Solution: Move as many activities out of the kitchen as possible.
- Put all the glasses, ice, and beverages in the living room. Save an easy task, like serving drinks, for guests who simply must help, says McDonagh.
- Prepare for those who want to put finishing touches on the dishes they’ve brought by clearing a small area of a counter or setting up a small table just outside the kitchen. Set out anything that might be needed, like serving dishes and spoons.
- It’s also perfectly OK to ask your guests to bring only dishes that can be served either cold or at room temperature so they won’t need to use the oven or the stovetop during those last, busy minutes, says McDonagh.
Problem: The turkey took forever to cook, and now all the side dishes are cold.
Solution: Try using some of the following items to keep food hot:
- A microwave oven is insulated and will keep a hot pot warm for half an hour, says Clair. (Just don’t turn the machine on.)
- A cooler, which will also retain heat, can hold covered pots and stacked foil dishes.

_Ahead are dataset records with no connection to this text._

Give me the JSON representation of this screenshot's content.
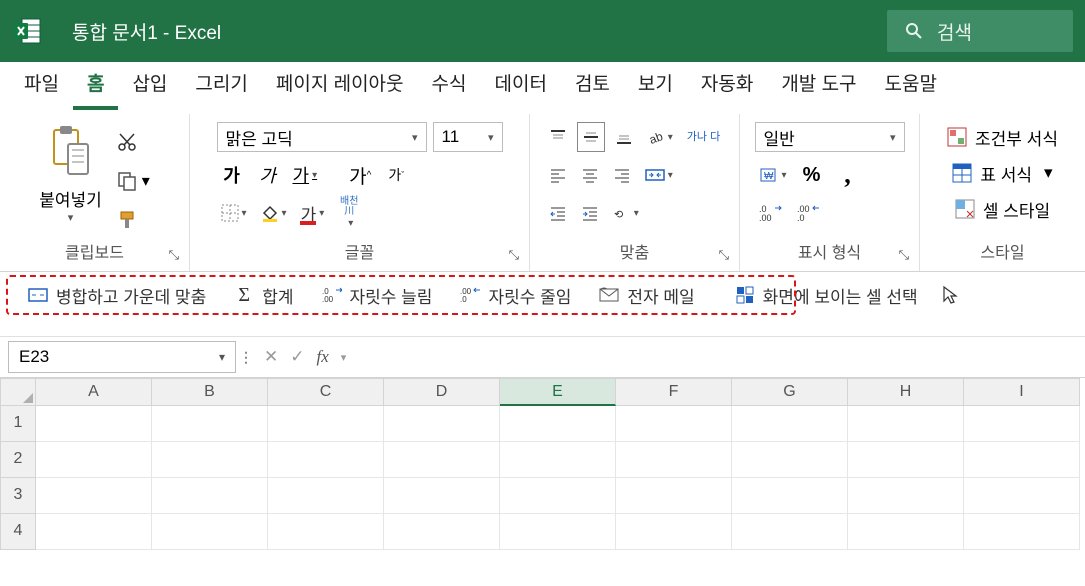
{
  "title": {
    "doc": "통합 문서1",
    "sep": "  -  ",
    "app": "Excel"
  },
  "search": {
    "placeholder": "검색"
  },
  "tabs": {
    "file": "파일",
    "home": "홈",
    "insert": "삽입",
    "draw": "그리기",
    "layout": "페이지 레이아웃",
    "formulas": "수식",
    "data": "데이터",
    "review": "검토",
    "view": "보기",
    "automate": "자동화",
    "developer": "개발 도구",
    "help": "도움말"
  },
  "ribbon": {
    "clipboard": {
      "paste": "붙여넣기",
      "label": "클립보드"
    },
    "font": {
      "name": "맑은 고딕",
      "size": "11",
      "bold": "가",
      "italic": "가",
      "underline": "가",
      "grow": "가",
      "shrink": "가",
      "fontcolor": "가",
      "ruby": "배천",
      "ruby2": "川",
      "label": "글꼴"
    },
    "align": {
      "wrap": "가나\n다",
      "label": "맞춤"
    },
    "number": {
      "format": "일반",
      "percent": "%",
      "comma": ",",
      "label": "표시 형식"
    },
    "styles": {
      "cond": "조건부 서식",
      "table": "표 서식",
      "cell": "셀 스타일",
      "label": "스타일"
    }
  },
  "qat": {
    "merge": "병합하고 가운데 맞춤",
    "sum": "합계",
    "inc": "자릿수 늘림",
    "dec": "자릿수 줄임",
    "email": "전자 메일",
    "visible": "화면에 보이는 셀 선택"
  },
  "fbar": {
    "ref": "E23",
    "fx": "fx"
  },
  "grid": {
    "cols": [
      "A",
      "B",
      "C",
      "D",
      "E",
      "F",
      "G",
      "H",
      "I"
    ],
    "activeCol": "E",
    "rows": [
      "1",
      "2",
      "3",
      "4"
    ]
  }
}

- An insulated ice bucket or a Crock-Pot can keep rice or mashed potatoes warm. (You can set a Crock-Pot to low for longer periods.)
- A thermos will guarantee that the gravy stays piping hot.
- A heating pad inside a soft-sided insulated food carrier is a good way to keep a casserole steamy.
- A barbecue gas grill can double as a warming oven. Put it on low heat, place a pot or two inside, and close the lid.